The state of New York wants to require private schools to mirror public school education and now a predictable legal clash is under way over that demand.
California-based Pacific Justice Institute is representing ultra-Orthodox Jewish parents and rabbis in The Empire State over the Dept. of Education pushing to make private schools “substantiallly equivalent” to a public-school education.
PJI is representing PURITE, or Parents Union for Religious Integrity of Torah Education, which has already sued over the education rules.
PURITE is concerned the proposed regulations would punish Hasidic Jews, a tight-knight community of Jews known for wearing traditional clothing, and for close study of the Torah and Talmud in the classroom.
PJI attorney Kevin Snider sent a letter defending PURITE to the New York Dept. of Education, which was accepting public comments about its proposed rule.
"This is very important from both a parental rights perspective over the education of children as well as from a religious freedom perspective from overt government persecution,” says PJI president Brad Dacus.
Dacus says the U.S. Supreme Court has already ruled in a similar case, when a 1972 ruling overturned the fines imposed on Amish and Mennonite parents in a Wisconsin case.
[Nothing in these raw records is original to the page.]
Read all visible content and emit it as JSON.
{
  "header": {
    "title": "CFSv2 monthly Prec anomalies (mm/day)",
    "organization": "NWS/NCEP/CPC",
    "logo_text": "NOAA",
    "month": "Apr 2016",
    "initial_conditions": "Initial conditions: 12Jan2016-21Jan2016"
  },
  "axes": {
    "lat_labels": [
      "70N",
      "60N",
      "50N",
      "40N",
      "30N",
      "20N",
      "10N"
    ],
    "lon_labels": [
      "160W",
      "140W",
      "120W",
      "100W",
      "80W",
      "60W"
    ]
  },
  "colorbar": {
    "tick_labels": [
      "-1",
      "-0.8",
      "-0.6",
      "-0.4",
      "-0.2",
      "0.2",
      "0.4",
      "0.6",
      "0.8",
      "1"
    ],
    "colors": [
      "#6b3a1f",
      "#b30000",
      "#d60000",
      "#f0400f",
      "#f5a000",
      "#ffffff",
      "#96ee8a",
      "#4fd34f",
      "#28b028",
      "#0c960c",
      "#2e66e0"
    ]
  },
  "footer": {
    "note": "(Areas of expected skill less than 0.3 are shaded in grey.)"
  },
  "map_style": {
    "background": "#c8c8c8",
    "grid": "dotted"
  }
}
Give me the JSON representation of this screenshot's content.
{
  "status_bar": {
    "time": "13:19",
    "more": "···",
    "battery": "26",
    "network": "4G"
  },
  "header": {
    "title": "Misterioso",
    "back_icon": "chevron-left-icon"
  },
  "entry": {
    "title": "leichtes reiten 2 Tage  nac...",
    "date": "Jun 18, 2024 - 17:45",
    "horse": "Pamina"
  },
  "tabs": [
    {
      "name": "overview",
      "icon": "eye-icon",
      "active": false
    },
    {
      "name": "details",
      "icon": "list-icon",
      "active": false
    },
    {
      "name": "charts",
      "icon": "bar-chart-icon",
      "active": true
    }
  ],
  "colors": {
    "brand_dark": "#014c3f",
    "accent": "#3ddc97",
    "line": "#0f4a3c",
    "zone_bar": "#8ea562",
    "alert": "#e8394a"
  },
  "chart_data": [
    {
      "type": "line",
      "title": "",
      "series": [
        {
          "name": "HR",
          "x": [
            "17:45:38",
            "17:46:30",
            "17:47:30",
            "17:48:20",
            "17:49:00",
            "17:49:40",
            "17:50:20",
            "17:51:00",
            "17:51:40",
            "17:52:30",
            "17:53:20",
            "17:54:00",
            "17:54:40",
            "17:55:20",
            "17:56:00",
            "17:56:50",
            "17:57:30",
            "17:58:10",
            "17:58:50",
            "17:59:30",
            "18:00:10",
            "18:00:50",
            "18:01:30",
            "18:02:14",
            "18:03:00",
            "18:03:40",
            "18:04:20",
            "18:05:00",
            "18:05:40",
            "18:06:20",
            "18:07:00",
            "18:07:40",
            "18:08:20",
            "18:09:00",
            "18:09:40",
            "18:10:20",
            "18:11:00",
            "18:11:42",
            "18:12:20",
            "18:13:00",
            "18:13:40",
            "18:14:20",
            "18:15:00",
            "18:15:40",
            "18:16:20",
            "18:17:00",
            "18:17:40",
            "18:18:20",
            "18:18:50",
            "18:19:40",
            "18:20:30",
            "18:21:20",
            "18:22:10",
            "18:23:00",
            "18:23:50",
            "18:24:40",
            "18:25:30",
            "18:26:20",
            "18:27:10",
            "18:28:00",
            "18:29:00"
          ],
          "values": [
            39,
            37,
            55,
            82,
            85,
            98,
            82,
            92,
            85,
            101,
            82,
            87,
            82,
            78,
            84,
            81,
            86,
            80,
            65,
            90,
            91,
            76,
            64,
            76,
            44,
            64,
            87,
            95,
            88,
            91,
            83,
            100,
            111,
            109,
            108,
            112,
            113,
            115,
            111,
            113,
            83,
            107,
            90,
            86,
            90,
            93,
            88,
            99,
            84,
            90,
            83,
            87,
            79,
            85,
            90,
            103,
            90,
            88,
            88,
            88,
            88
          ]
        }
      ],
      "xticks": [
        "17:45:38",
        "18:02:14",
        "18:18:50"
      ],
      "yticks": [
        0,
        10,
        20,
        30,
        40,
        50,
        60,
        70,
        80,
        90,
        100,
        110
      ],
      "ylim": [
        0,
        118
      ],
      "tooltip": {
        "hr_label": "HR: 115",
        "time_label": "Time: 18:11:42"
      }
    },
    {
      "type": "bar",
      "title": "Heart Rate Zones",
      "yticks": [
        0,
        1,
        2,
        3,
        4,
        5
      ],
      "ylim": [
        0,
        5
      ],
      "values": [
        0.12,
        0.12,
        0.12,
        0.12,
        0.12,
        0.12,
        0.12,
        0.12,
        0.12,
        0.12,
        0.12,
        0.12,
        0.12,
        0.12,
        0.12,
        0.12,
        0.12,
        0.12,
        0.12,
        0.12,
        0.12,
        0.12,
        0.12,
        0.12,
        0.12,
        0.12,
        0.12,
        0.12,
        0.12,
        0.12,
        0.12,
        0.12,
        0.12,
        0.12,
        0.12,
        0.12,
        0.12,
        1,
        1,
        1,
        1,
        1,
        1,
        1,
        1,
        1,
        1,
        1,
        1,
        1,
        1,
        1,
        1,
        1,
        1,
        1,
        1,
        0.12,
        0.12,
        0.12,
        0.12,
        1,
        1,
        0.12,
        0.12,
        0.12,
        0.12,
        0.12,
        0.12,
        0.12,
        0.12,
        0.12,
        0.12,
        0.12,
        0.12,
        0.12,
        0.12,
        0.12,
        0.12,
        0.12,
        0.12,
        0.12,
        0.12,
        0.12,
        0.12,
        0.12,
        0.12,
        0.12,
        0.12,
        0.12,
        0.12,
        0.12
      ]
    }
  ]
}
An in-depth story about New York state's education dispute, published at website Education Next, reports the conflict dates back years even though Jewish schools outperform public schools in the state.
The Hasidic schools are under more scrutiny due to the intense focus on Jewish scripture, leaving them open to accusations that math and English are not a priority, the story reported.
A lawsuit filed earlier this year by PURITE ended in defeat for New York's education officials who vowed to push forward over determining what "substantially equivalent" means in state law according to the story.
If the Hasidic education is not protected, Dacus warns, then Christian schools and other faith-based institutions could find themselves failing to comply with future mandates from New York education officials.
PJI welcomes other private schools in New York to contact the law firm over the proposed rules.